Was it easy to slip back into Hoyt after not playing him for a while?
Yeah, but I was thinking about what made him change. The reason for going was as much to become who I wanted to be as to get away from whatever had happened. So I had to think about what might be different, and what struck me is that it would have been the first time he was free from the influence of anybody else, to see who he was and what he was about. And it either makes you quit or it makes a man out of you. I thought about it like, it was probably a relief, and probably something I’d be excited about, to be able to create an identity for myself. Start over. And I imagined his life in Alaska to mostly be about work. And they told me I met a girl up there, had a girlfriend, so I filled that in for myself, and made some things up that worked for that, that didn’t do any sort of violence to the plot points which unfold. So I imagined Hoyt working, getting respect from people based on his ability to work, and meeting a pretty girl, and things kind of coming together that way, to the point where, by the time he arrives, I feel like Brigette would probably be his wife. You know? Things are moving in that direction. Like things were going so well in Alaska that I probably went home thinking, This is the girl of my dreams.
Since he can’t remember Jessica, what do you think Hoyt’s dream girl would be like?
You know, I never asked myself that question! Someone like Brigette, or if not Brigette, someone whose personality was like Brigette’s, but wasn’t so white bread. Like more diverse. Just because it would be really breaking away from the identity that was forced upon him for so long when he lived in Bon Temps, because there was always this great pressure to date somebody like his mother. Maybe an Eskimo girl. Or somebody from some place exotic, interesting, or challenging, in a cultural way.
Hoyt’s gotten in his fair share of altercations and fistfights, but I don’t recall him ever killing a vampire before.

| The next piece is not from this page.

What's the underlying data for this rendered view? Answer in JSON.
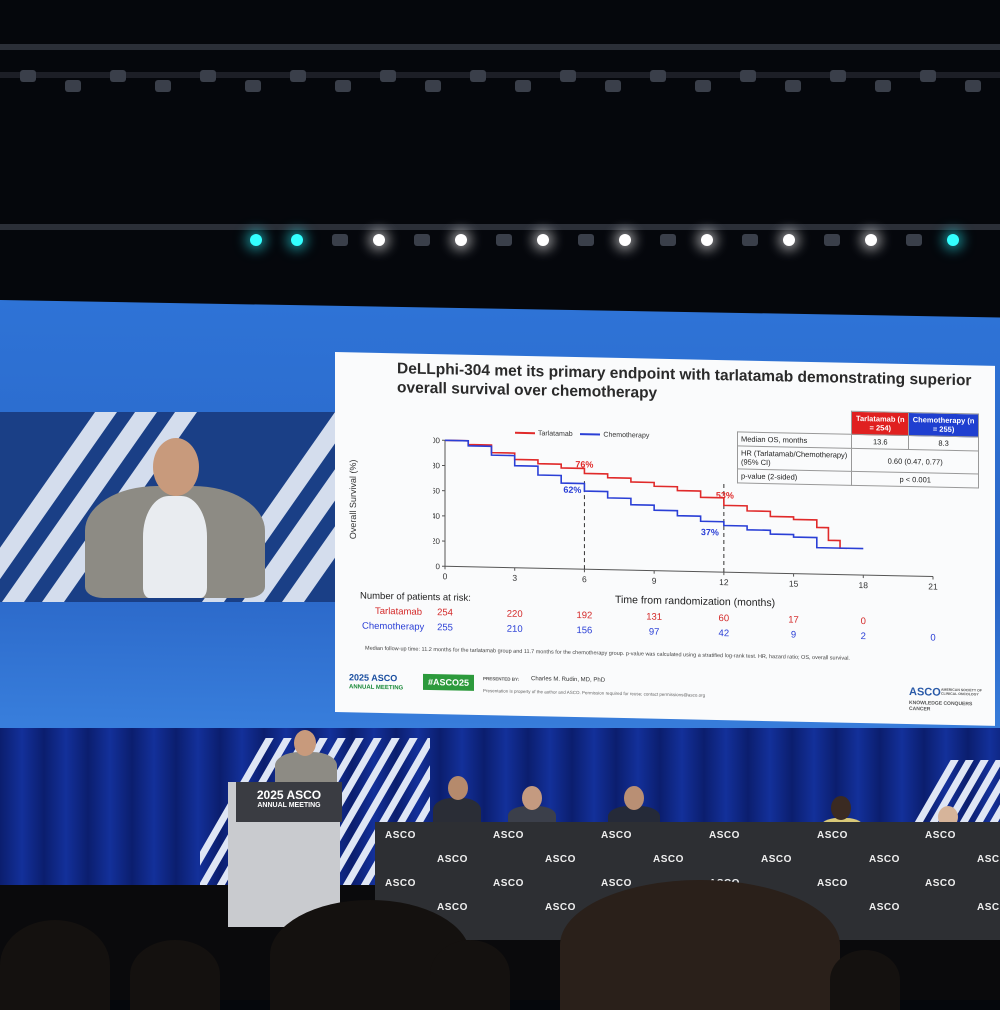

Right, right. But it was mostly just a reactionary thing. It was not really heroic, or part of a stance against vampires. It’s just, My girl ran off. I want to see where she is, I walk into this room and there’s this hellish torture unfolding. I guess the reaction to that would be, if you had a gun, to shoot whoever is carrying it out. That’s sort of the way I played it, just like, Holy shit! This is different! And then he’s got to smoke the person who’s causing the problems. And he saves a whole roomful of people. But it’s not because of a decision that’s made as much of a response to what’s happening in front of his face. But it was bloody! Oh, yeah. Oh, hell yeah. It mostly squirted all over, and it splashed. You know how the effect is when they get smoked, so Violet left a big mess. In a way, it was sort of exciting. I guess the idea of walking into a situation like that, it’s sort of how I feel about home protection. There’s something in men that like the idea of protecting people who need protecting. The gratification of that, not just of someone getting spun like a top and falling over, but actually bursting? There was something thrilling about that.
How do you feel you’ve evolved as an actor since True Blood?
You know, I don’t like when actors go around and talk a ton about how they approach their roles, because it’s a little like pulling the curtain back on Oz, for me. I don’t like when before a movie comes out, somebody says, “I chained myself to a radiator in a cancer ward for 14 months and I told my mother she should go fuck herself, and that’s how I really found the part.” I would rather not know that. I like the mystery of seeing someone like Mickey Rourke do his thing. I don’t know how he does it, but I’m glad he does it. He puts his finger on something that gets him going, and I enjoy that. But he doesn’t ever go and talk about it! I like that a lot. It’s just too personal. If you’re dealing with personal kind of acting, you’re not going to want to open up and expose it to everybody, because that’s where the power lies, you know? It would be a little like showing your hand in poker, and then hoping you can still win. I actually got to hop off, sweetheart, because I’m at the airport! Have a good week!